The whole sense and meaning of the word
apocatastasis here is ‘a restoration of things to its first state’ (or ‘to return to its former state’). Webster's 1828 Dictionary says, “’Restitution’ means ‘The act of recovering a former state or posture, the putting the world in a holy and happy state’.”
In everyday language it refers to a return to the original place. For example, the return of a ship to its home port; in astronomy it meant the cyclical return of a planet to the point where it was found earlier; in medicine it meant the return of a patient to health.
Whilst the Greek word
apokatastasis is only found in Acts 3:21, the root word
apokathistemi is found 8 times in Scripture. We see the restorative sense of the word in the story of the man with the withered hand in Matthew 12:13, where it says, “it was restored (
apokathistemi) whole, like as the other.” Likewise in Mark 8:25 the blind man received his sight it says, “he was restored (
apokathistemi), and saw every man clearly.”
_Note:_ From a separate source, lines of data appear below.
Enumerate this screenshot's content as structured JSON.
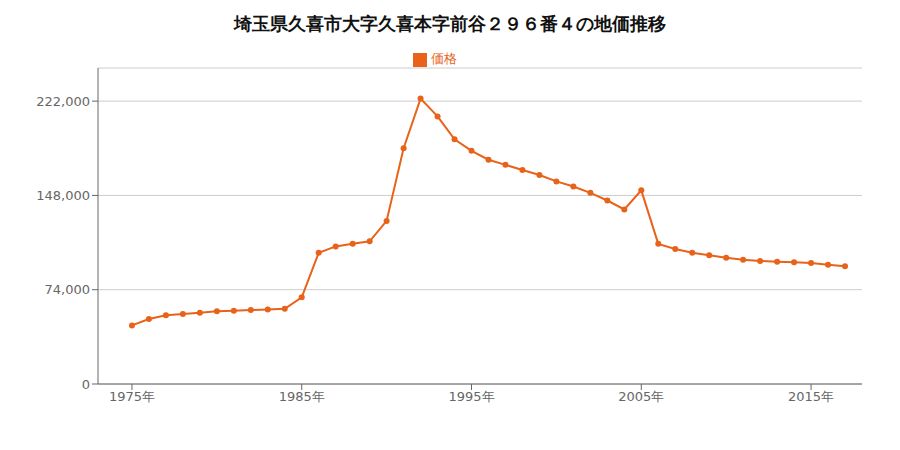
{
  "chart_data": {
    "type": "line",
    "title": "埼玉県久喜市大字久喜本字前谷２９６番４の地価推移",
    "x": [
      1975,
      1976,
      1977,
      1978,
      1979,
      1980,
      1981,
      1982,
      1983,
      1984,
      1985,
      1986,
      1987,
      1988,
      1989,
      1990,
      1991,
      1992,
      1993,
      1994,
      1995,
      1996,
      1997,
      1998,
      1999,
      2000,
      2001,
      2002,
      2003,
      2004,
      2005,
      2006,
      2007,
      2008,
      2009,
      2010,
      2011,
      2012,
      2013,
      2014,
      2015,
      2016,
      2017
    ],
    "series": [
      {
        "name": "価格",
        "color": "#e8621a",
        "marker": "circle",
        "values": [
          46000,
          51000,
          54000,
          55000,
          56000,
          57000,
          57500,
          58000,
          58500,
          59000,
          68000,
          103000,
          108000,
          110000,
          112000,
          128000,
          185000,
          224000,
          210000,
          192000,
          183000,
          176000,
          172000,
          168000,
          164000,
          159000,
          155000,
          150000,
          144000,
          137000,
          152000,
          110000,
          106000,
          103000,
          101000,
          99000,
          97500,
          96500,
          96000,
          95500,
          95000,
          93500,
          92500
        ]
      }
    ],
    "xlim": [
      1973,
      2018
    ],
    "xticks": [
      {
        "value": 1975,
        "label": "1975年"
      },
      {
        "value": 1985,
        "label": "1985年"
      },
      {
        "value": 1995,
        "label": "1995年"
      },
      {
        "value": 2005,
        "label": "2005年"
      },
      {
        "value": 2015,
        "label": "2015年"
      }
    ],
    "ylim": [
      0,
      248000
    ],
    "yticks": [
      0,
      {
        "value": 74000,
        "label": "74,000"
      },
      {
        "value": 148000,
        "label": "148,000"
      },
      {
        "value": 222000,
        "label": "222,000"
      }
    ],
    "grid": "y",
    "legend": "top"
  }
}
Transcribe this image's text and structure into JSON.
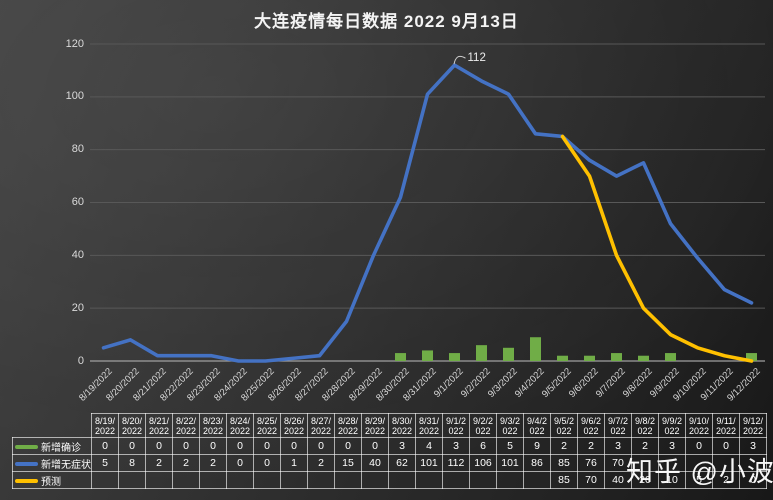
{
  "title": "大连疫情每日数据 2022 9月13日",
  "watermark": "知乎 @小波",
  "chart_data": {
    "type": "combo",
    "categories": [
      "8/19/2022",
      "8/20/2022",
      "8/21/2022",
      "8/22/2022",
      "8/23/2022",
      "8/24/2022",
      "8/25/2022",
      "8/26/2022",
      "8/27/2022",
      "8/28/2022",
      "8/29/2022",
      "8/30/2022",
      "8/31/2022",
      "9/1/2022",
      "9/2/2022",
      "9/3/2022",
      "9/4/2022",
      "9/5/2022",
      "9/6/2022",
      "9/7/2022",
      "9/8/2022",
      "9/9/2022",
      "9/10/2022",
      "9/11/2022",
      "9/12/2022"
    ],
    "series": [
      {
        "name": "新增确诊",
        "type": "bar",
        "color": "#70ad47",
        "values": [
          0,
          0,
          0,
          0,
          0,
          0,
          0,
          0,
          0,
          0,
          0,
          3,
          4,
          3,
          6,
          5,
          9,
          2,
          2,
          3,
          2,
          3,
          0,
          0,
          3
        ]
      },
      {
        "name": "新增无症状",
        "type": "line",
        "color": "#4472c4",
        "values": [
          5,
          8,
          2,
          2,
          2,
          0,
          0,
          1,
          2,
          15,
          40,
          62,
          101,
          112,
          106,
          101,
          86,
          85,
          76,
          70,
          75,
          52,
          39,
          27,
          22
        ]
      },
      {
        "name": "预测",
        "type": "line",
        "color": "#ffc000",
        "values": [
          null,
          null,
          null,
          null,
          null,
          null,
          null,
          null,
          null,
          null,
          null,
          null,
          null,
          null,
          null,
          null,
          null,
          85,
          70,
          40,
          20,
          10,
          5,
          2,
          0
        ]
      }
    ],
    "ylim": [
      0,
      120
    ],
    "yticks": [
      0,
      20,
      40,
      60,
      80,
      100,
      120
    ],
    "grid": true,
    "legend_position": "table-left",
    "annotation": {
      "label": "112",
      "category": "9/1/2022",
      "series": "新增无症状",
      "value": 112
    }
  },
  "table": {
    "rows": [
      {
        "label": "新增确诊",
        "color": "#70ad47",
        "cells": [
          "0",
          "0",
          "0",
          "0",
          "0",
          "0",
          "0",
          "0",
          "0",
          "0",
          "0",
          "3",
          "4",
          "3",
          "6",
          "5",
          "9",
          "2",
          "2",
          "3",
          "2",
          "3",
          "0",
          "0",
          "3"
        ]
      },
      {
        "label": "新增无症状",
        "color": "#4472c4",
        "cells": [
          "5",
          "8",
          "2",
          "2",
          "2",
          "0",
          "0",
          "1",
          "2",
          "15",
          "40",
          "62",
          "101",
          "112",
          "106",
          "101",
          "86",
          "85",
          "76",
          "70",
          "",
          "",
          "",
          "",
          ""
        ]
      },
      {
        "label": "预测",
        "color": "#ffc000",
        "cells": [
          "",
          "",
          "",
          "",
          "",
          "",
          "",
          "",
          "",
          "",
          "",
          "",
          "",
          "",
          "",
          "",
          "",
          "85",
          "70",
          "40",
          "20",
          "10",
          "5",
          "2",
          "0"
        ]
      }
    ]
  }
}
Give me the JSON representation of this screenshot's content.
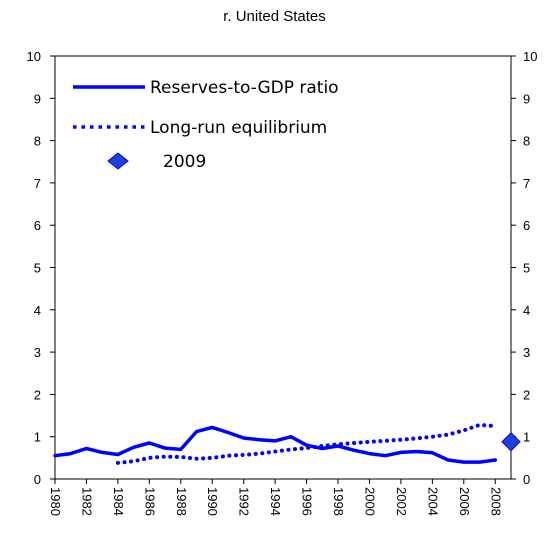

All of the prophets spoke about a time when there would be a renewal of all things. They look forward with expectancy to a time when the curse would be finally removed from creation. This reading locates the time of the fulfilment of the “restitution of all things” as occurring at the Second Advent. This glorious final event sees the elimination of the old temporal degenerate state, and the introducing of the new perfect one. It is not merely the restitution of some things or even most things as some would have us believe, but (in complete agreement with the previous passage we looked at in 1 Peter 4:3-7), of “all things.”
This passage is clear in its instruction: “the heaven must
receive (or
dechomai, or detain)” Jesus Christ “until the times of restitution of all things.” Just like heaven “received him” (Acts 1:9) nearly 2,000 years ago; it will continue to detain Christ until the “the times of restitution of all things.” Interestingly, the word
until used here is the Greek word
achri (Strong's 891), which carries the idea of
a terminus of time and meaning of
up until or
up to. It is variously interpreted in the King James Version
as far as, for, into, till, even unto, even until.
The termination of this prolonged period – namely the climactic Second Advent – corresponds with the “reconstitution of all things” – thus the introducing of the “new heavens and a new earth” and the eternal state. Christ, therefore, will not appear until the consummation of all things, which is the time when every enemy of Christ and His kingdom are finally destroyed, when this sin-cursed world is destroyed, and the time when the kingdom of God will be finally revealed in all its glory.